How do I check from the browser which webserver responds to the request? Shall I just check IIS logs and see if they all contain requests from my browser?
Thanks again

one thing that is not clear to me is if there is a case where an ELB can become unavailable. What happens when whatever piece of equipment within amazon that is forwarding the traffic dies? Do they create a new ELB on another device or does it just go away like a regular instance? I’m sort of inferring that it reappears, but I’d like to know for sure…


Failure modes for ELB are not documented anywhere, and there’s no SLA for ELB. Sometimes there are service interruptions (rarely, actually) but the ELB does “come back to life” with the same endpoint name.

Thanks for an excellent article.

For us, the major limitation of this service is the requirement of a cname DNS entry to map to the load balancer. Since Amazon has not commented on when they ever plan to allow an Elastic IP to be mapped, this is really holding us back from moving to EC2.

The problem is our web sites all operate without the “www” prefix, and this would not be a popular change to make. Redirects would put our search rankings etc at risk, and it’s just an ugly solution.

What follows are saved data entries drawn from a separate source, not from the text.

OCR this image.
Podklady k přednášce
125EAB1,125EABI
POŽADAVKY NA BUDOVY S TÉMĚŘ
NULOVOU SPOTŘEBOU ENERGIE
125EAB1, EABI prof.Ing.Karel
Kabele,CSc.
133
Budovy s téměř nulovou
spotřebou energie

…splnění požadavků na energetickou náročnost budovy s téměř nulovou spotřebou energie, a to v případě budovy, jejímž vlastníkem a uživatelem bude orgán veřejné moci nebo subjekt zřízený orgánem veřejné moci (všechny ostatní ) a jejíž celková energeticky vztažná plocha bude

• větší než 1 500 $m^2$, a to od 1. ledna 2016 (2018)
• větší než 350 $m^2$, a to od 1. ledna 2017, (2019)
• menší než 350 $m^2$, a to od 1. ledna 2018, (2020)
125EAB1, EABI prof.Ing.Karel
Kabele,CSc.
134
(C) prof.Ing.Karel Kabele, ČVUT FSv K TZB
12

I was toying with the idea of writing a service that periodically polls the DNS CNAME address of the load balancer, and dynamically updates a proper A record with the returned IP address. The public could then access the site via this A address as normal.

This would partially solve the problem for us, giving us failover, and balancing processing load over multiple servers, but of course would retain a single load balancer as a potential throughput bottleneck. However this may well be acceptable for us, as the failure tolerance is our main requirement.

Can you think of any other potential issues with this approach? Obviously the service would have to run on multiple servers to ensure the A record stays up to date, but how often does it actually change?

Is there any way to retrieve a list of all the IP’s currently in service for a given ELB? (either via DNS or the API).


There’s no concern about a single ELB being a bandwidth bottleneck. Because multiple load balancing machines are used (represented by the variety of IP addresses returned by the DNS lookup) ELB spreads the traffic out according to the load at the time.

As described in the article, ELB’s pool of addresses varies with load. If your load changes significantly, odds are you’ll see a change to the pool of addresses.

The approach you describe has been suggested before, but I’ve yet to see anyone try it. Theoretically it should work. Please share your experiences if you do try it!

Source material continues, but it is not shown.